Antalya’da “3,5 yıl arayla doğan çift yumurta ikizleri”…
Kayseri’de yumurtalık kanseri tedavisi sonrasında 10 yıl önceki tüp bebek tedavisinden elde edilen ve dondurulan embriyolarla hamile kalan bir kadın…
2011’de “boşanma davasında embriyo kavgası” eden bir çift…
Gelin, son örneğe ise yakından bakalım: Uzun yıllar beraber yaşamış olan çift çocuk sahibi olmaya karar verir. Ancak, kadına kanser teşhisi konur ve ileride çocuk sahibi olabilmeleri için kanser tedavisine başlamadan önce tüp bebek yöntemini denemeleri önerilir. Türkiye’de nikâhsız çiftlerin tüp bebek tedavisi görmesine yasal olarak izin verilmediğinden çift evlenir. Kadın kanser tedavisine başlamadan embriyolar elde edilir ve dondurulur. Ancak habere göre, yorucu kanser tedavisi ve bu sırada geçirdiği felç nedeniyle yıprandığını söyleyen kadın, eşinden boşanmaya karar verir. Dava dilekçesinde müşterek çocuklarının bulunmadığını ve maddi-manevi tazminat talebi olmadığını belirten kadın, dondurulmuş embriyolarının da imha edilmesini talep eder. Koca ise eşinden boşanmak istemez ve embriyoların imha edilmesine itiraz eder. Mahkeme çifti boşar ve dondurulmuş embriyoları da yönetmelikte belirtildiği gibi boşanma durumunda imha edilir.
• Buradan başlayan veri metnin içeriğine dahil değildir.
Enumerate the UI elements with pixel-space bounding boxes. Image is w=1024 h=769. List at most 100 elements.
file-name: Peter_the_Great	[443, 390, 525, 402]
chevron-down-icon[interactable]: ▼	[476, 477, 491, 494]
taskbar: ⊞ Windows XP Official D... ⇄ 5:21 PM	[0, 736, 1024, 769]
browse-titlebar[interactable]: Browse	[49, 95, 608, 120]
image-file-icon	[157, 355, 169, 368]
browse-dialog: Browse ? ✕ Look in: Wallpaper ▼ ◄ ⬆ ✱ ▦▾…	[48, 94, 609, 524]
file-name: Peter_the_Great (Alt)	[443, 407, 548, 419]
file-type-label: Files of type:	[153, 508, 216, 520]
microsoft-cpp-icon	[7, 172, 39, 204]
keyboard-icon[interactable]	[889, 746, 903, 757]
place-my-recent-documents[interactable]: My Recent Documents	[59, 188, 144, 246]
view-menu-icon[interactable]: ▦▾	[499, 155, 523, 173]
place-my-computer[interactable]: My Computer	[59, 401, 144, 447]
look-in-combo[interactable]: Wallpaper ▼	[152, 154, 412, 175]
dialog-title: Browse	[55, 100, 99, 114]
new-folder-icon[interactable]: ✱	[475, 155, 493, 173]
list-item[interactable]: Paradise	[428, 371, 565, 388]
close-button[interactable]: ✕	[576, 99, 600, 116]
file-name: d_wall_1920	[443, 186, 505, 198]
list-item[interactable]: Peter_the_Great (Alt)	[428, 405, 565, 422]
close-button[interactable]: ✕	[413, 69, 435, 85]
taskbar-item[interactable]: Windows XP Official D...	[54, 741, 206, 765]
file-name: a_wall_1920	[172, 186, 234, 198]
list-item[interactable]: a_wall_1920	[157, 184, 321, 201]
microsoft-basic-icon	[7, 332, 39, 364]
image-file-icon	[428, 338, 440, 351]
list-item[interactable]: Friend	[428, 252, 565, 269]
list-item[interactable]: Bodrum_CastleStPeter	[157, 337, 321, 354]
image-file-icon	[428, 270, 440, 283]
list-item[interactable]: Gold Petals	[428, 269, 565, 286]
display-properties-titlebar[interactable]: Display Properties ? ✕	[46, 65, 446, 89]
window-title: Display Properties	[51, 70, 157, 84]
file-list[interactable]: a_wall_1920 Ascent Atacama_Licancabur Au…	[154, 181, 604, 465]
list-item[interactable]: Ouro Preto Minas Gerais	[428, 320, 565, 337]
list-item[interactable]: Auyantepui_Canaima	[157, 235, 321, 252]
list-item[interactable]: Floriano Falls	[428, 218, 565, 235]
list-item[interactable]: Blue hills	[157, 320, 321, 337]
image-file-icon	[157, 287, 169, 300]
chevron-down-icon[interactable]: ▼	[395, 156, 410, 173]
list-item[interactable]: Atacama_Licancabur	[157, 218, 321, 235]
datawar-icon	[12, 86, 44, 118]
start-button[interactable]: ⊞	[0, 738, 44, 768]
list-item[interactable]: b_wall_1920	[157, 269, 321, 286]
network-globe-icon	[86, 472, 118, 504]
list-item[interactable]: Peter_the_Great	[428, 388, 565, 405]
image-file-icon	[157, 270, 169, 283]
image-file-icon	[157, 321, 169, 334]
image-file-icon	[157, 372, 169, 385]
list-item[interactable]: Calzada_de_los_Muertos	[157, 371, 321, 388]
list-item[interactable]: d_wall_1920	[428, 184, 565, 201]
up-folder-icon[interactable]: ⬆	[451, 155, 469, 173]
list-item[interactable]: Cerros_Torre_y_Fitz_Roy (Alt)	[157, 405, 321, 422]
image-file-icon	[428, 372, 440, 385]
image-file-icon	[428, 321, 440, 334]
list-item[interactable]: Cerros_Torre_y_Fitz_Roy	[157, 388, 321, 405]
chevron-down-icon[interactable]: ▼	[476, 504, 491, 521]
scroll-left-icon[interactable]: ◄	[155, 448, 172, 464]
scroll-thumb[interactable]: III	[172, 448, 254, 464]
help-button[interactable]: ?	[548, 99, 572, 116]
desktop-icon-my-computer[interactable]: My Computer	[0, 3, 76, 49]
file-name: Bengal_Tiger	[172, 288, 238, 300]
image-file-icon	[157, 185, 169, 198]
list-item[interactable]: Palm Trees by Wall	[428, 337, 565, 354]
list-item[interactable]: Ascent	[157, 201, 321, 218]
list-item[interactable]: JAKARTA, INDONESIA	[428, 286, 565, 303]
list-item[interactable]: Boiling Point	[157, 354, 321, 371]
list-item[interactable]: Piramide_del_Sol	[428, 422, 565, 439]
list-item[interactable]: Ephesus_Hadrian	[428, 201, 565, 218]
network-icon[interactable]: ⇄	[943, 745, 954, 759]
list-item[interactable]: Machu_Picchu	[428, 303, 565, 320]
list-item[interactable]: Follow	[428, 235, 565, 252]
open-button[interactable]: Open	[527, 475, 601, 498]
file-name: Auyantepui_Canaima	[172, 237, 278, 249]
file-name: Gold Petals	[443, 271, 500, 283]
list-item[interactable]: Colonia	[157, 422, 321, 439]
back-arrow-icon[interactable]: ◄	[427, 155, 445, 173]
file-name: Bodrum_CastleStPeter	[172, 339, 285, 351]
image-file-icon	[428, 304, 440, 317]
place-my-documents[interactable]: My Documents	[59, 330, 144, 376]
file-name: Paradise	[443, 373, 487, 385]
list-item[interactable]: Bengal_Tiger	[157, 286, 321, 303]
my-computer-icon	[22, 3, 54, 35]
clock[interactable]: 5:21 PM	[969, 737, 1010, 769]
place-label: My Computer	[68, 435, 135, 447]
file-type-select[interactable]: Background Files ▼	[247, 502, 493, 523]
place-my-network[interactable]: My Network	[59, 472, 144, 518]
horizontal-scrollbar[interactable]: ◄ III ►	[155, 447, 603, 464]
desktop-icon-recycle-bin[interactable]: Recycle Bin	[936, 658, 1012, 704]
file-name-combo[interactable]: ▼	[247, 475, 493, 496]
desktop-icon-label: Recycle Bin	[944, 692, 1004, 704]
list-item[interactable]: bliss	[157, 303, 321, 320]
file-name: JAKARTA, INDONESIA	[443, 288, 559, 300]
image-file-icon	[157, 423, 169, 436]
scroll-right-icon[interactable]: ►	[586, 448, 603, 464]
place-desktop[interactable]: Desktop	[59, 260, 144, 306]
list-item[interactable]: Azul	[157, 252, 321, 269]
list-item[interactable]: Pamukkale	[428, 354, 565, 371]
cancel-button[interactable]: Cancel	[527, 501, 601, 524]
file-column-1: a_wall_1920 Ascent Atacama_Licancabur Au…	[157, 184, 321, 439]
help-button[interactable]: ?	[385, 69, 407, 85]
Tüp bebek teknolojisinin gelişimiyle 30 yıldan fazla süredir vücut dışında gerçekleşen döllenme sayesinde oluşan embriyolar, tahayyüllerimizi zorlayan potansiyelleriyle var olan sosyal, dini, ailevi, akrabalık, hukuki ve etik kategorileri, ilişkileri, normları ve formları zorluyorlar ve bazen de yeniden üretiyorlar. Potansiyel bebek olarak görülen embriyolar umutla dondurulup saklanırken ve/ya başkalarına “evlatlık” gibi “bağışlanırken,”iyi kalitede” olmadıkları için atık olarak görüldüklerinde ise embriyolar gözden çıkarılıyor ve imha ediliyor. Bilimsel araştırmalarda biyolojik materyal olarak üzerinde çalışılan embriyolar, bu araştırmalardan hastalıklarına çözüm bekleyenler için umut kaynağı olurken; boşanma davalarında ise çiftler için anlaşmazlıklara, hukukçular için zor sorulara yol açabiliyor. Bunlar ve nice başka potansiyelleriyle embriyo (özellikle, tüp bebek uygulamalarının genetik bilimiyle kesiştiği alanları da düşünürsek, “kurtarıcı kardeşler” gibi) daha çok kafaları, kavramları, ilişkileri ve tahayyülleri karıştıracak gibi!